Posted on: Wednesday, July 23, 2003
Man pleads guilty in attempt to smuggle woman into U.S.
By David Waite
Advertiser Staff Writer
A 42-year-old man from Singapore is facing up to 16 years in prison after admitting in federal court that he tried to smuggle a woman from China into the United States.
Eng Soon Ng pleaded guilty during a hearing Monday before U.S. Magistrate Judge Leslie Kobayashi to charges of passport fraud, encouraging unlawful entry into the United States by an alien, and alien smuggling.
Ng is scheduled to be sentenced April 19 by U.S. District Judge David Ezra. He was detained June 16 at Honolulu International Airport after a senior immigration official became suspicious about Ng, the woman he was traveling with and a 2-year-old boy. It was later determined that the boy is Ng's son, but that the woman is unrelated to him.
While being questioned by inspectors about her reasons for traveling to Hawai'i, the woman, Li Geng Weng, admitted that she is not related to Ng or the boy and that her family in China had arranged to pay others associated with Ng to smuggle her to Hawai'i.

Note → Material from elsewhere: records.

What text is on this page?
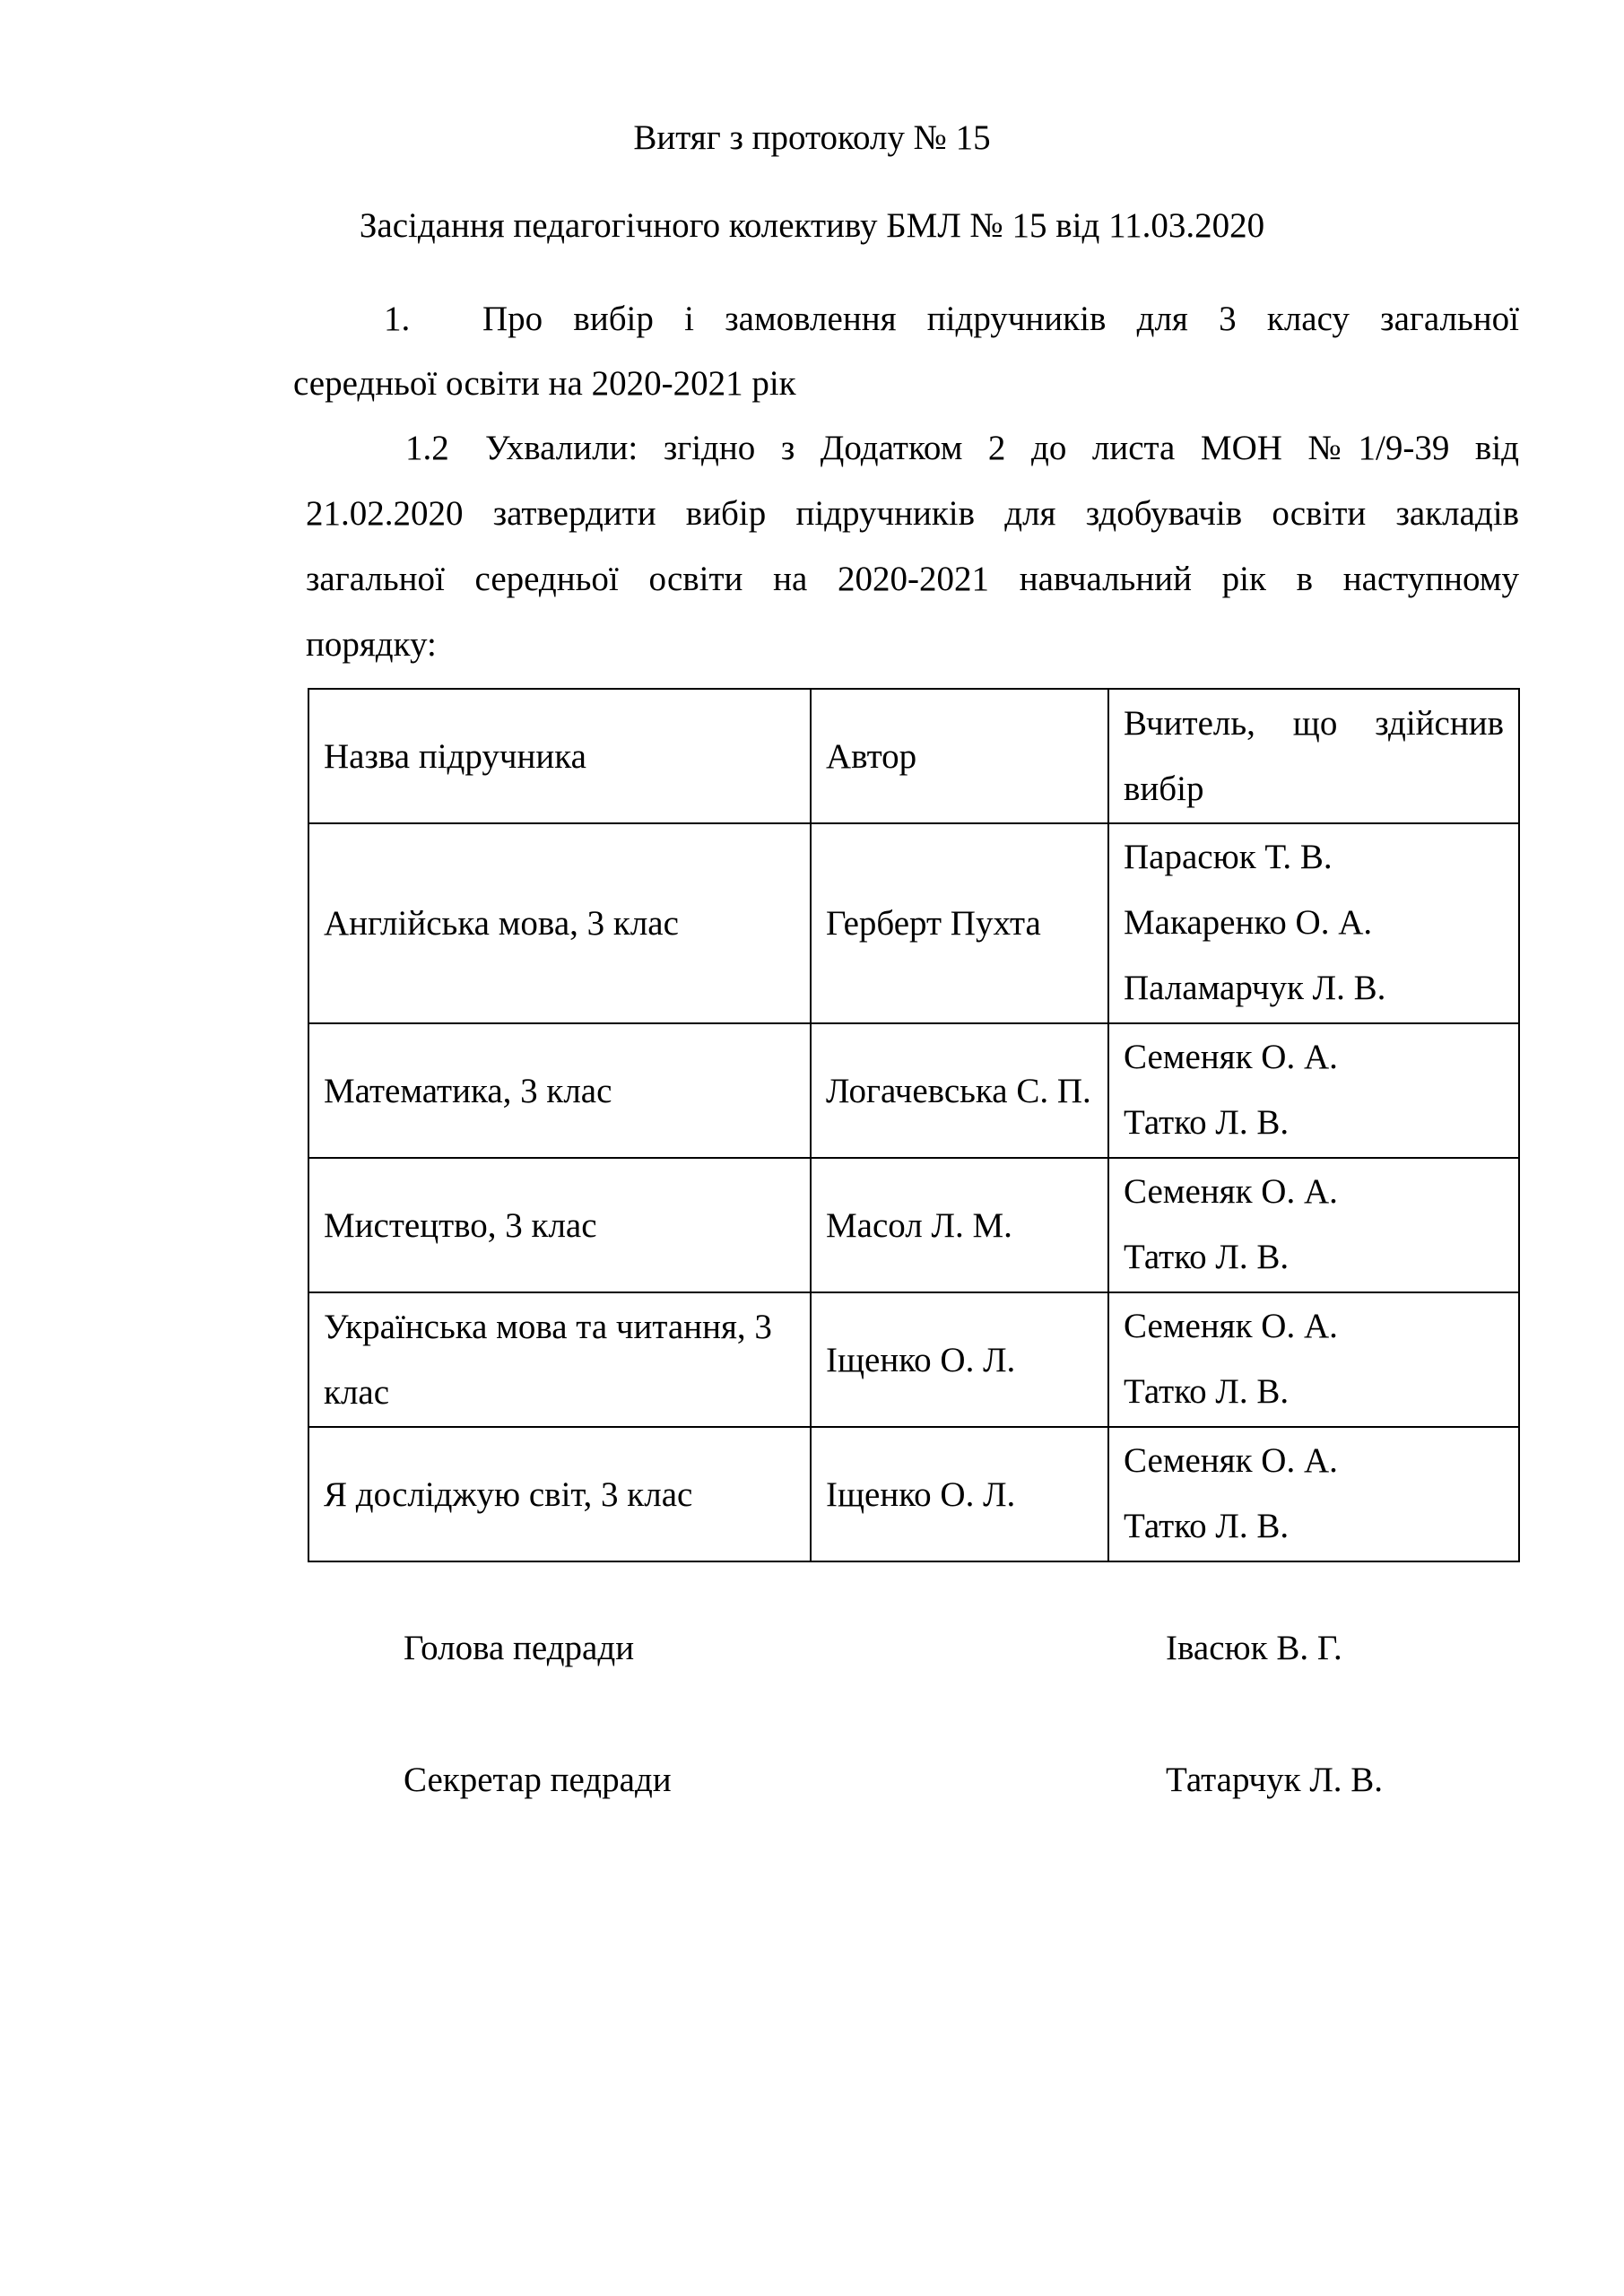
Витяг з протоколу № 15
Засідання педагогічного колективу БМЛ № 15 від 11.03.2020
1. Про вибір і замовлення підручників для 3 класу загальної
середньої освіти на 2020-2021 рік
1.2 Ухвалили: згідно з Додатком 2 до листа МОН №1/9-39 від
21.02.2020 затвердити вибір підручників для здобувачів освіти закладів
загальної середньої освіти на 2020-2021 навчальний рік в наступному
порядку:
Назва підручника	Автор	Вчитель, що здійснив вибір
Англійська мова, 3 клас	Герберт Пухта	Парасюк Т. В.
Макаренко О. А.
Паламарчук Л. В.

Математика, 3 клас	Логачевська С. П.	Семеняк О. А.
Татко Л. В.

Мистецтво, 3 клас	Масол Л. М.	Семеняк О. А.
Татко Л. В.

Українська мова та читання, 3 клас	Іщенко О. Л.	Семеняк О. А.
Татко Л. В.

Я досліджую світ, 3 клас	Іщенко О. Л.	Семеняк О. А.
Татко Л. В.
Голова педради	Івасюк В. Г.
Секретар педради	Татарчук Л. В.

Weng was traveling on a forged passport from Singapore. She told officials that Ng was to help her buy a ticket to New York after arriving in Hawai'i and that she planned to find a job in New York's Chinatown once she got there.

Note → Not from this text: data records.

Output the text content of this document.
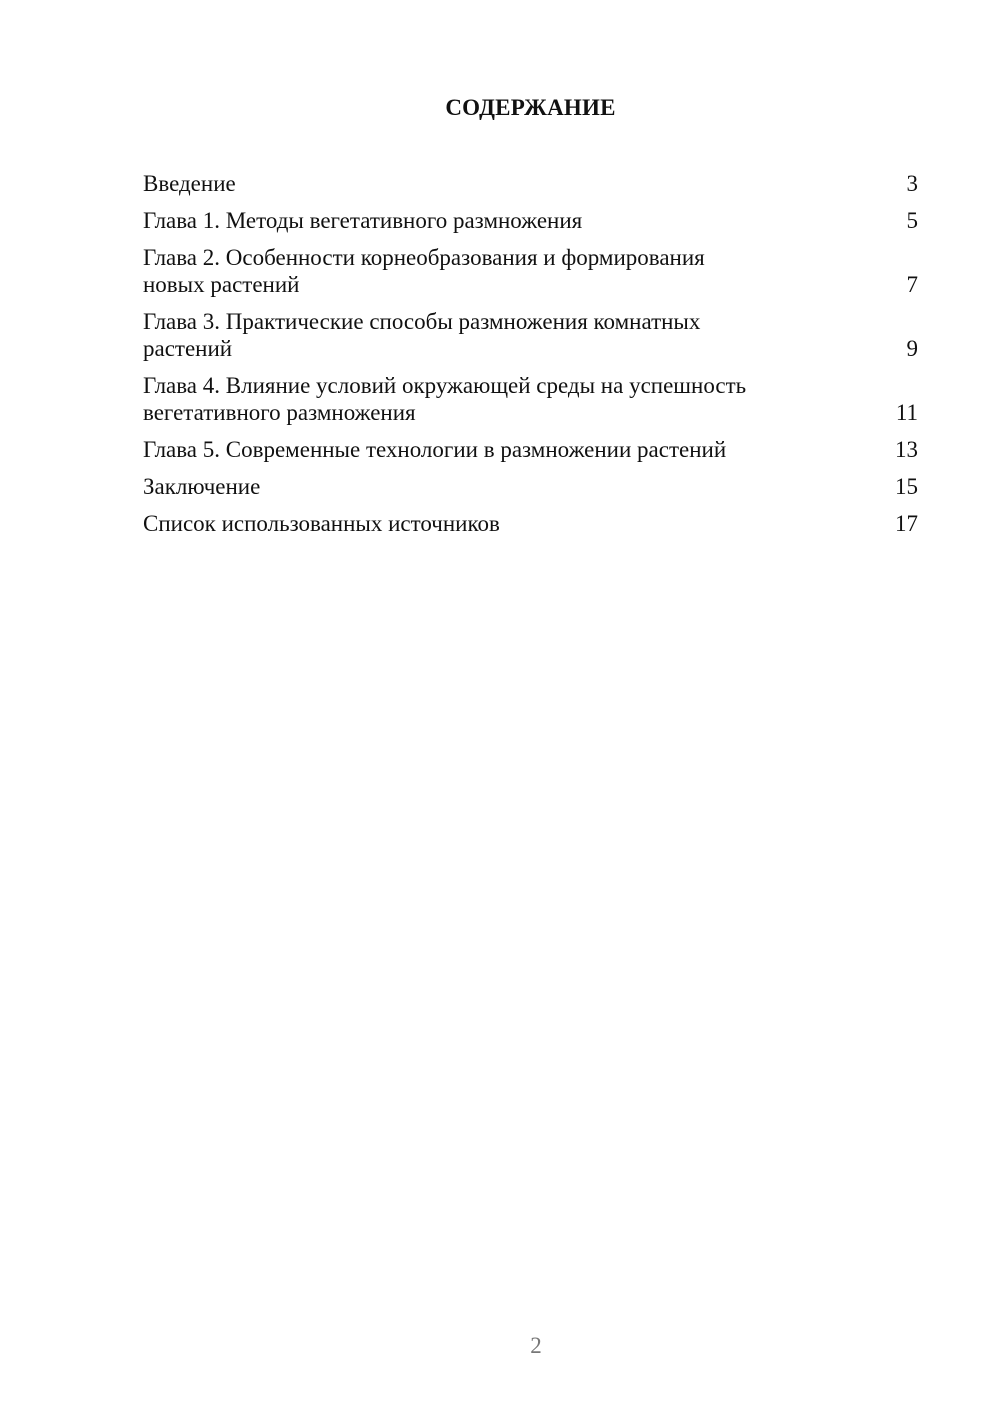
СОДЕРЖАНИЕ
Введение	3
Глава 1. Методы вегетативного размножения	5
Глава 2. Особенности корнеобразования и формирования
новых растений	7
Глава 3. Практические способы размножения комнатных
растений	9
Глава 4. Влияние условий окружающей среды на успешность
вегетативного размножения	11
Глава 5. Современные технологии в размножении растений	13
Заключение	15
Список использованных источников	17
2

Weng told inspectors that she spent several days in Singapore with Ng and his son so the boy would be familiar with her and would learn to call her "mama." The boy has been returned to his mother in Singapore.

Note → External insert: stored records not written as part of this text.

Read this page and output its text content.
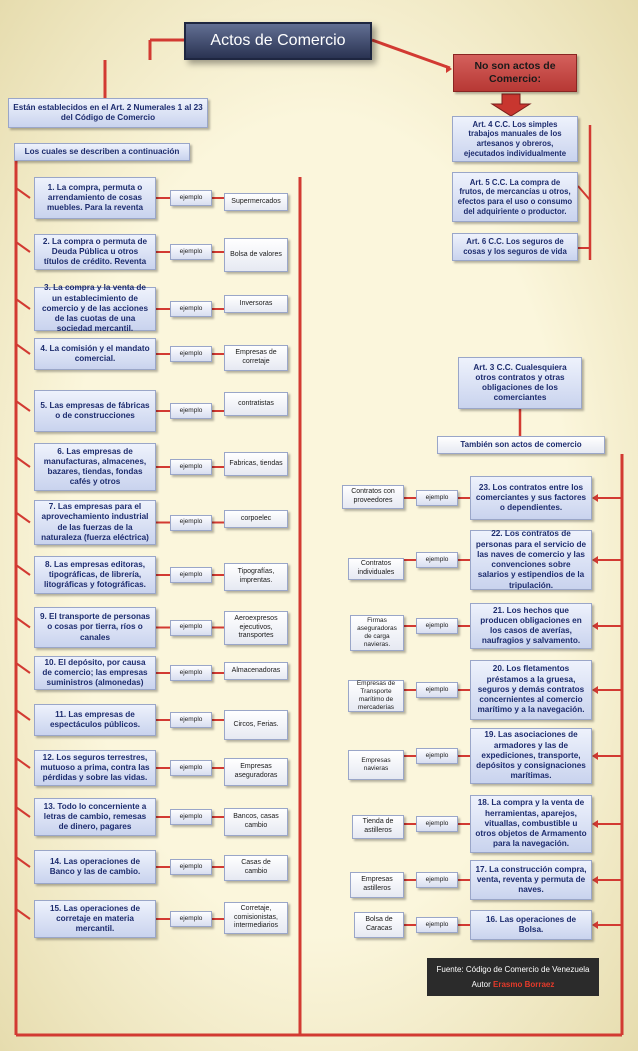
Actos de Comercio
Están establecidos en el Art. 2 Numerales 1 al 23 del Código de Comercio
Los cuales se describen a continuación
1. La compra, permuta o arrendamiento de cosas muebles. Para la reventa
ejemplo
Supermercados
2. La compra o permuta de Deuda Pública u otros títulos de crédito. Reventa
ejemplo	Bolsa de valores
3. La compra y la venta de un establecimiento de comercio y de las acciones de las cuotas de una sociedad mercantil.
ejemplo
Inversoras
4. La comisión y el mandato comercial.
ejemplo	Empresas de corretaje
5. Las empresas de fábricas o de construcciones
ejemplo
contratistas
6. Las empresas de manufacturas, almacenes, bazares, tiendas, fondas cafés y otros
ejemplo	Fabricas, tiendas
7. Las empresas para el aprovechamiento industrial de las fuerzas de la naturaleza (fuerza eléctrica)
ejemplo
corpoelec
8. Las empresas editoras, tipográficas, de librería, litográficas y fotográficas.
ejemplo	Tipografías, imprentas.
9. El transporte de personas o cosas por tierra, ríos o canales
ejemplo
Aeroexpresos ejecutivos, transportes
10. El depósito, por causa de comercio; las empresas suministros (almonedas)
ejemplo	Almacenadoras
11. Las empresas de espectáculos públicos.
ejemplo
Circos, Ferias.
12. Los seguros terrestres, mutuoso a prima, contra las pérdidas y sobre las vidas.
ejemplo	Empresas aseguradoras
13. Todo lo concerniente a letras de cambio, remesas de dinero, pagares
ejemplo	Bancos, casas cambio
14. Las operaciones de Banco y las de cambio.
ejemplo
Casas de cambio
15. Las operaciones de corretaje en materia mercantil.
ejemplo
Corretaje, comisionistas, intermediarios
23. Los contratos entre los comerciantes y sus factores o dependientes.
ejemplo
Contratos con proveedores
22. Los contratos de personas para el servicio de las naves de comercio y las convenciones sobre salarios y estipendios de la tripulación.
ejemplo
Contratos individuales
21. Los hechos que producen obligaciones en los casos de averías, naufragios y salvamento.
ejemplo
Firmas aseguradoras de carga navieras.
20. Los fletamentos préstamos a la gruesa, seguros y demás contratos concernientes al comercio marítimo y a la navegación.
ejemplo
Empresas de Transporte marítimo de mercaderías
19. Las asociaciones de armadores y las de expediciones, transporte, depósitos y consignaciones marítimas.
ejemplo
Empresas navieras
18. La compra y la venta de herramientas, aparejos, vituallas, combustible u otros objetos de Armamento para la navegación.
ejemplo
Tienda de astilleros
17. La construcción compra, venta, reventa y permuta de naves.
ejemplo
Empresas astilleros
16. Las operaciones de Bolsa.
ejemplo
Bolsa de Caracas
No son actos de Comercio:
Art. 4 C.C. Los simples trabajos manuales de los artesanos y obreros, ejecutados individualmente
Art. 5 C.C. La compra de frutos, de mercancías u otros, efectos para el uso o consumo del adquiriente o productor.
Art. 6 C.C. Los seguros de cosas y los seguros de vida
Art. 3 C.C. Cualesquiera otros contratos y otras obligaciones de los comerciantes
También son actos de comercio
Fuente: Código de Comercio de Venezuela
Autor Erasmo Borraez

Weng was detained in Honolulu as a potential witness against Ng but was dismissed from the case Monday.
Assistant federal public defender Alexander Silvert, who represented Ng at the hearing Monday, said that Weng was considering filing for political asylum in the United States.
Silvert said that under federal sentencing guidelines, Ng probably will receive a sentence of 10 to 18 months.
Ng has agreed to cooperate with a federal investigation of a smuggling ring in which he took part.